Hezbollah a soutenu le cabinet de Diab, largement composé de non-alignés, ce qui faisait de Diab, une figure haineuse pour les ploutocrates chrétiens et sunnites alliés au Courant de l’avenir de Hariri. Le Courant de l’avenir a refusé de coopérer avec le gouvernement, ce qui a entraîné l’éruption d’affrontements mineurs mais violents entre les deux blocs rivaux et a fait naitre la crainte d’un nouveau conflit armé soutenu par des puissances régionales rivales, semblable à celui de 1975-1990.

Malgré sa démission, Diab est resté en poste dans un rôle d’intérimaire tandis que plusieurs politiciens sunnites profondément discrédités, dont Hariri, ont tenté en vain de rassembler un gouvernement acceptable pour le président Michel Aoun et sa faction. Najib Mikati, ancien premier ministre, homme d’affaires et banquier le plus riche du Liban, et résident de la ville portuaire de Tripoli, la ville la plus pauvre du pays, s’essaye actuellement à cette tâche, sans plus de succès.

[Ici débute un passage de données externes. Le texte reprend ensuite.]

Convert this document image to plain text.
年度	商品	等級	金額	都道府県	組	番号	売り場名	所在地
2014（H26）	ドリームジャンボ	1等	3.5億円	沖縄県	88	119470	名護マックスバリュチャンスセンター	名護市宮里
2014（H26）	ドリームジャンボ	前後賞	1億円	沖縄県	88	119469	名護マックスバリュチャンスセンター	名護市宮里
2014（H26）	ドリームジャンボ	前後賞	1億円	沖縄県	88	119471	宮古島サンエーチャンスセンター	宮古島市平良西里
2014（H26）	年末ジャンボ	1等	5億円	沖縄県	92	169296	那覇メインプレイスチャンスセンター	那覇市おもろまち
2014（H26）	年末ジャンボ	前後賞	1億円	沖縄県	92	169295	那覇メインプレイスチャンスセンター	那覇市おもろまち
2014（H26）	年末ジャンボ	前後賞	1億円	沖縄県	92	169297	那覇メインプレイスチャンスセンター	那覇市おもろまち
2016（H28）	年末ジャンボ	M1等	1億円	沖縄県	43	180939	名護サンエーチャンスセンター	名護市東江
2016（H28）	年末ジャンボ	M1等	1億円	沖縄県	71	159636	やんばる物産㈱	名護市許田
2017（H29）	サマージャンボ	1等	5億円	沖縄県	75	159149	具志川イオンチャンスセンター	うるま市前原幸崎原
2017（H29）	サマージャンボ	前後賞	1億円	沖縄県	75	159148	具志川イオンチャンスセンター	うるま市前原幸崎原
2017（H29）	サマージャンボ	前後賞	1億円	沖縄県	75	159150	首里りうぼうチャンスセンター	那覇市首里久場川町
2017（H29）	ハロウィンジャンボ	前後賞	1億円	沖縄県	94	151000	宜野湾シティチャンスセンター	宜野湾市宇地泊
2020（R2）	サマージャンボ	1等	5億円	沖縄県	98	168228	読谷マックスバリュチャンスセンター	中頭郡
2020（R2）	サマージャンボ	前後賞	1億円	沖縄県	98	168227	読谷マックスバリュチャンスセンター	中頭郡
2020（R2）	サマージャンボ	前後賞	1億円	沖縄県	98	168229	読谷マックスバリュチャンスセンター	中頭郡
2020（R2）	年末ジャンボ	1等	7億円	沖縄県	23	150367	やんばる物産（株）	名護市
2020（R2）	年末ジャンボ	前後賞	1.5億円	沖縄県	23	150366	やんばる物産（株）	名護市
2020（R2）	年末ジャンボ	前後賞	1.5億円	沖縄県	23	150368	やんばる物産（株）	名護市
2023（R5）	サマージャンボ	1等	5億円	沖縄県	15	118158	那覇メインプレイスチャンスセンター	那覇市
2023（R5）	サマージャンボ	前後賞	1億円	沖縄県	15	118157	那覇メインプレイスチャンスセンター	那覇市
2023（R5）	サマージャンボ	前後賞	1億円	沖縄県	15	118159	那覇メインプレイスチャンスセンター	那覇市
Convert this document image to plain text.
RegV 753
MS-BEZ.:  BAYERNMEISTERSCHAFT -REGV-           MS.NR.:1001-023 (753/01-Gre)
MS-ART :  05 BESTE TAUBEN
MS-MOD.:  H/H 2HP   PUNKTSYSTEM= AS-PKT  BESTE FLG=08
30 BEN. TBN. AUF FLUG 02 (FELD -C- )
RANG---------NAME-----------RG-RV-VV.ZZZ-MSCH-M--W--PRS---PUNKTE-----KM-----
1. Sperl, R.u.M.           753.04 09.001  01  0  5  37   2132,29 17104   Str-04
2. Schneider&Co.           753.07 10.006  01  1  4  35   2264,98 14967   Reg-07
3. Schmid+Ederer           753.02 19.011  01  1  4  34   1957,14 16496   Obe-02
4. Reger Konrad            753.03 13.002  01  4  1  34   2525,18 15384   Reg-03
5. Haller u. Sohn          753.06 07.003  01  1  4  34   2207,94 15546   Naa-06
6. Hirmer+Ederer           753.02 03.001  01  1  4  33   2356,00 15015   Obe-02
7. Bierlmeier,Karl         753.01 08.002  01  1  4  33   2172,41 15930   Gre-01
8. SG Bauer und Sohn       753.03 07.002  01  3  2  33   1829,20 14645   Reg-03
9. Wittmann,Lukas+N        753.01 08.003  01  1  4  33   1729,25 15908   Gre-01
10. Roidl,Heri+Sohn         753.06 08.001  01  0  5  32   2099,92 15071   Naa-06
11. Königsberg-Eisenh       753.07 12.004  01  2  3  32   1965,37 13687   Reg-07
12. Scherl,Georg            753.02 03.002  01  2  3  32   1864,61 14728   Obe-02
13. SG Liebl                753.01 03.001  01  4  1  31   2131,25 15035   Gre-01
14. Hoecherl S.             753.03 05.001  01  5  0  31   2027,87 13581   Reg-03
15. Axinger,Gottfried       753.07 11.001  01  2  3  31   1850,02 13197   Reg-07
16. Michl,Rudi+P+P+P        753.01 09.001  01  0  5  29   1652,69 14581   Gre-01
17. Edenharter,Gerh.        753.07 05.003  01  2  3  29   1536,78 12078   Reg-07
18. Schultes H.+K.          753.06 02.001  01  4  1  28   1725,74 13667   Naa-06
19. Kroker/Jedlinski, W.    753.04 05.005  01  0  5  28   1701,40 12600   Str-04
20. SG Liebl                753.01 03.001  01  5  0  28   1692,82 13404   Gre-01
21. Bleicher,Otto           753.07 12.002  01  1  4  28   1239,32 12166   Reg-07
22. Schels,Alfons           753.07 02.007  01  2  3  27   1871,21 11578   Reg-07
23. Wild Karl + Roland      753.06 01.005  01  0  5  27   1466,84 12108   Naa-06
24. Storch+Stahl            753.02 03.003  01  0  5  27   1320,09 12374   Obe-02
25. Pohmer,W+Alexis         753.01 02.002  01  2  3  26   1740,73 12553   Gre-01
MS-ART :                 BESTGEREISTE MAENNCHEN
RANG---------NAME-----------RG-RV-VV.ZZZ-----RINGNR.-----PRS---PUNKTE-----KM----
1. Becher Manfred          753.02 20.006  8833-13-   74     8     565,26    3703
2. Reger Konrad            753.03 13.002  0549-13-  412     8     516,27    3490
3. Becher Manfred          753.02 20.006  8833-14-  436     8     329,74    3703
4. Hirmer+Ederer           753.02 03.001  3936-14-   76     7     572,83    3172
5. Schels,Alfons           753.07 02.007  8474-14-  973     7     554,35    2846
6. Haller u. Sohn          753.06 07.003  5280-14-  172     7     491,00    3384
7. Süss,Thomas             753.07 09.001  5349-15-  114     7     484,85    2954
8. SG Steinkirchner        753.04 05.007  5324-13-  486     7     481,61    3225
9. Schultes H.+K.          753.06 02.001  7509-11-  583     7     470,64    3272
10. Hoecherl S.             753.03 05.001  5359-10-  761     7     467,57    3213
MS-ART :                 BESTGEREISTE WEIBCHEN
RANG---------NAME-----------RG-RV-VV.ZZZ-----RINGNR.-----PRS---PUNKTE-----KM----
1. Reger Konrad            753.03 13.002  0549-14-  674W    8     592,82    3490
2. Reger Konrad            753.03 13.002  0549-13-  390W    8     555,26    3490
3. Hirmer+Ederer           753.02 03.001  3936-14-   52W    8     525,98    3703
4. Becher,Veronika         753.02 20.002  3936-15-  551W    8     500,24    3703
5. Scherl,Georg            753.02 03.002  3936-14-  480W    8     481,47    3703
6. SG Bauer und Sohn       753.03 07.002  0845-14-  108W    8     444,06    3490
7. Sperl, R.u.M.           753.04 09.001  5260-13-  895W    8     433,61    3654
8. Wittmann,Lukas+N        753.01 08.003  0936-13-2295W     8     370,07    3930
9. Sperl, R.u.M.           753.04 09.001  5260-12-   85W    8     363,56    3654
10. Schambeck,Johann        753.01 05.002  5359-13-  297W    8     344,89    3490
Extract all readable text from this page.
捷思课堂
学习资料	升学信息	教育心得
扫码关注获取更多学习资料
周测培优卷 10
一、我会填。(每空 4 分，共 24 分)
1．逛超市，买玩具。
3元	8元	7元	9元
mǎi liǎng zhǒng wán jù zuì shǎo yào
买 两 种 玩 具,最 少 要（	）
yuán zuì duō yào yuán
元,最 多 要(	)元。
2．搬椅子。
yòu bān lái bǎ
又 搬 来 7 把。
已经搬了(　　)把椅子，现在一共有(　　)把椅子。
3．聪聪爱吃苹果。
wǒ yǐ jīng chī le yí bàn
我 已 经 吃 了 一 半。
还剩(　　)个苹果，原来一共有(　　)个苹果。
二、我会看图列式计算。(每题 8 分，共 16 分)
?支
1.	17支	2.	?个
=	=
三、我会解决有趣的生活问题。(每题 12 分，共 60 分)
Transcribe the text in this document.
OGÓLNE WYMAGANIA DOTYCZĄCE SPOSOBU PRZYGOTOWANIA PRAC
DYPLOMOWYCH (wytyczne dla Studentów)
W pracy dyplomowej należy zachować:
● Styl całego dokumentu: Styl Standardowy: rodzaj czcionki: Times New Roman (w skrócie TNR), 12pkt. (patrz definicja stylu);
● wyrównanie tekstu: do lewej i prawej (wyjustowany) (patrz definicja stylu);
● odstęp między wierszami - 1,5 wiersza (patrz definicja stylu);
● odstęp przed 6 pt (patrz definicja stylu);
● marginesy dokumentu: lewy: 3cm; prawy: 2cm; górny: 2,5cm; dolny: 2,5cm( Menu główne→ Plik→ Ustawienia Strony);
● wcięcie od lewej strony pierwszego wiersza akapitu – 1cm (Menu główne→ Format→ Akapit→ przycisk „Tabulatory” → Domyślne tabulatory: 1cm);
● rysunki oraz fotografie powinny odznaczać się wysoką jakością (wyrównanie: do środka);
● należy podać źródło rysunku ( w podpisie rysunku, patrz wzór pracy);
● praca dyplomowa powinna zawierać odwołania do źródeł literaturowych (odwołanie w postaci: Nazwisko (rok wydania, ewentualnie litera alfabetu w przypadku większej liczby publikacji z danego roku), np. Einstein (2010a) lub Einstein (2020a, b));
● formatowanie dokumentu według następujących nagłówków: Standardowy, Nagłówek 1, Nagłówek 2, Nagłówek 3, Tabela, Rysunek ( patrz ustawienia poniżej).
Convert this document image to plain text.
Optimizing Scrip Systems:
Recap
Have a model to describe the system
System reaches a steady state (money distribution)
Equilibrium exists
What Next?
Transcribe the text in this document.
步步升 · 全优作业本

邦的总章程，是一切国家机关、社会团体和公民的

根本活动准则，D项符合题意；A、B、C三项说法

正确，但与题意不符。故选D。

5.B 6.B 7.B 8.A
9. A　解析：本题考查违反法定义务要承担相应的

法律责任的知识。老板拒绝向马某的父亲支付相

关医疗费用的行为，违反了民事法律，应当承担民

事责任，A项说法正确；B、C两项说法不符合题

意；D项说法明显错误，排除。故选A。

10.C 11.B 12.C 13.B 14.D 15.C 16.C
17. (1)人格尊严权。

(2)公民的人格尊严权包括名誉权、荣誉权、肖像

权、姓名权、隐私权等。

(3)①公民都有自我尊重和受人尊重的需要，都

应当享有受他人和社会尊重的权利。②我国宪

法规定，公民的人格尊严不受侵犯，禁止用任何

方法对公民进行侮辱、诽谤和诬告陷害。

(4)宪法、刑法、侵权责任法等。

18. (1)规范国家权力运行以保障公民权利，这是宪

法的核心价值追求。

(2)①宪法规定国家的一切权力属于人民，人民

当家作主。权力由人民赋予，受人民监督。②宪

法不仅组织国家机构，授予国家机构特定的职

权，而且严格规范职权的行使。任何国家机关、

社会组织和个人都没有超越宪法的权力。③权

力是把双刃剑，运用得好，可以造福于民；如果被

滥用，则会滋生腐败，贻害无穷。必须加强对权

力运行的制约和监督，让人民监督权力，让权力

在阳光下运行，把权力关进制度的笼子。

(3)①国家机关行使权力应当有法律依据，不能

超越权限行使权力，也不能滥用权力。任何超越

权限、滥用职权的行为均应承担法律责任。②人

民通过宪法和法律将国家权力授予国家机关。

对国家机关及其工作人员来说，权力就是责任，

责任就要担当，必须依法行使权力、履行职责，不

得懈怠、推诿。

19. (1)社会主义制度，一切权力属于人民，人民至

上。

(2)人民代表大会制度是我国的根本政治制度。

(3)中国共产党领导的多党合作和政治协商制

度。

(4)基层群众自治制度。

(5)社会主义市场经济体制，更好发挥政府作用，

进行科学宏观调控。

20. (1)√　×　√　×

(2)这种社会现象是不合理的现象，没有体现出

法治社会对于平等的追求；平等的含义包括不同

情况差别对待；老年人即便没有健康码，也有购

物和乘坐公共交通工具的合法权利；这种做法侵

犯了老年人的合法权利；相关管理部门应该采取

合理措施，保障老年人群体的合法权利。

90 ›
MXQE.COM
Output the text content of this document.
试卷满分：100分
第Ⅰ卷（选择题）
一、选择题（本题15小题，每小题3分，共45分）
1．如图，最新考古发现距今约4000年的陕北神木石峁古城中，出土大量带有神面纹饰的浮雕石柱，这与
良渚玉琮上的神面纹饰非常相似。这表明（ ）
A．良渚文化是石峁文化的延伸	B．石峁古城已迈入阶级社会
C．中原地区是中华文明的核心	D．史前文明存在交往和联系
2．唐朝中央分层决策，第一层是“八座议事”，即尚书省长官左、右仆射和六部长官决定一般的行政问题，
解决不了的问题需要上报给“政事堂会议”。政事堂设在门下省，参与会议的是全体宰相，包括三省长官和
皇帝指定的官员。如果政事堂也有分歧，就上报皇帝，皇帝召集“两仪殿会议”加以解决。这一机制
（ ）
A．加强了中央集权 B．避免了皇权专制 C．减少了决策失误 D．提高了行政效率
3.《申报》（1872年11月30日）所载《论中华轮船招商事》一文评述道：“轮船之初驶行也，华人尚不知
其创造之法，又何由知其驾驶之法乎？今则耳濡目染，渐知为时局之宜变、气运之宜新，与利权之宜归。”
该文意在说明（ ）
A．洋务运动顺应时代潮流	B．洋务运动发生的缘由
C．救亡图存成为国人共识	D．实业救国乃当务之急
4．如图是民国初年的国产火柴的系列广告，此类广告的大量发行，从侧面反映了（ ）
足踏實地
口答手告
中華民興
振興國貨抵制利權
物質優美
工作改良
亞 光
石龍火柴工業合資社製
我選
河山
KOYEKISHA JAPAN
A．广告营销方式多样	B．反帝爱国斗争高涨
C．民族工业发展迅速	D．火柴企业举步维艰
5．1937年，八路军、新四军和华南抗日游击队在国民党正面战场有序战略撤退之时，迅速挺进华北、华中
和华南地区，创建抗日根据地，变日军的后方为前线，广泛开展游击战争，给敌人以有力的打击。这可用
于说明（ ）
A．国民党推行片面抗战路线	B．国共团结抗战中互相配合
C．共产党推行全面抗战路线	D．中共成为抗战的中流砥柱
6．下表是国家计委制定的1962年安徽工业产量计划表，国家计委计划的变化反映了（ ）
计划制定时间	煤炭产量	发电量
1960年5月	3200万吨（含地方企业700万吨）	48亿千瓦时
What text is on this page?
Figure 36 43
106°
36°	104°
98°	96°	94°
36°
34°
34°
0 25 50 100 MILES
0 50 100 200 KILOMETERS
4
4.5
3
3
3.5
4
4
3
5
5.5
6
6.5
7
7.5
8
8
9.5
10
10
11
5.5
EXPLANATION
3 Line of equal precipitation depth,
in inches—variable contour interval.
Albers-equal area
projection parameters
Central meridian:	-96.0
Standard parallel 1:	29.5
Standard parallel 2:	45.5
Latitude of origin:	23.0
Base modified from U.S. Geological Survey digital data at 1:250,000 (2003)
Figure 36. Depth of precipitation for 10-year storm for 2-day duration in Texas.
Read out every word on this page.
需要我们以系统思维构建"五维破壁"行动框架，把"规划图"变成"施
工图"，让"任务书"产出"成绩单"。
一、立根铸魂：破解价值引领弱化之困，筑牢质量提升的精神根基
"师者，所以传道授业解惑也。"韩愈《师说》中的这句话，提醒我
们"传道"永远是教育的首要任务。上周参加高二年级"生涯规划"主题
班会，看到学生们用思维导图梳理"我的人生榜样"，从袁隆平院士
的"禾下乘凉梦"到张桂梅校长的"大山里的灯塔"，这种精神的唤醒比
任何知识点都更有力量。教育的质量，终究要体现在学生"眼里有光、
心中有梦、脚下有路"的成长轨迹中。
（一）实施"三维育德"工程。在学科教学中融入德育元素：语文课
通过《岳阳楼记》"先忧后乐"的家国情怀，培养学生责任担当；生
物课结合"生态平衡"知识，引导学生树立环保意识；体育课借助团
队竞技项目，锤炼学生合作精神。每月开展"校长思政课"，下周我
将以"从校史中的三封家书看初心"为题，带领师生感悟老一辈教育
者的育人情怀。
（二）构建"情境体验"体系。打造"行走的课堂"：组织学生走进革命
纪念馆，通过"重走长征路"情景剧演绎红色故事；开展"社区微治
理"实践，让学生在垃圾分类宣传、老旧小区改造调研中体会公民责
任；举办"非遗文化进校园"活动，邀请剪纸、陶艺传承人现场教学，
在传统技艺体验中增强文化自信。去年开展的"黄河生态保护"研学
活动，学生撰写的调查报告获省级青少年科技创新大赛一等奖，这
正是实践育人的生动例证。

L’enquête ordonnée par Aoun, qui devait faire l’objet d’un rapport avant le 11 août 2020 sur la cause de l’explosion, a été symptomatique de la détermination des politiciens à éviter toute responsabilité. Un an plus tard, l’enquête a sombré dans la farce, plusieurs candidats au poste de juge qui présiderait l’affaire ont été rejetés et les législateurs retardent la levée de l’immunité des politiciens et des chefs d’agence que le juge cherche à interroger.

Un rapport du FBI américain réalisé en octobre dernier et vu récemment par Reuters affirme que seul un cinquième de la cargaison de nitrate d’ammonium déchargée à Beyrouth en 2013 a explosé en août – sans expliquer comment l’écart s’est produit ni où est passé le reste de la cargaison, alimentant les soupçons qu’une grande partie a été volée.

Aucune des demandes pour une plus grande égalité sociale, des droits démocratiques et la fin de la corruption et de la politique sectaire qui ont entraîné les protestations sociales de 2019-20 n’a été accordée. Le gouvernement «technocratique» n’a pas été en mesure de faire avancer les choses face aux positions bien ancrées de l’élite financière et politique du Liban.

L’explosion du port, qui s’ajoute aux politiques d’«immunité collective» des ploutocrates, a mis à nu la faillite de l’ordre social capitaliste qui se révèle partout incapable de sortir la classe ouvrière et les agriculteurs pauvres de la pauvreté ou de leur assurer les droits démocratiques les plus élémentaires. La question décisive qui se pose aujourd’hui aux travailleurs libanais, comme à la classe ouvrière du monde entier est celle de la construction d’un parti révolutionnaire international capable de diriger la classe ouvrière dans la lutte contre le capitalisme, contre la division impérialiste du Moyen-Orient en États-nations rivaux et pour la réorganisation socialiste de la société.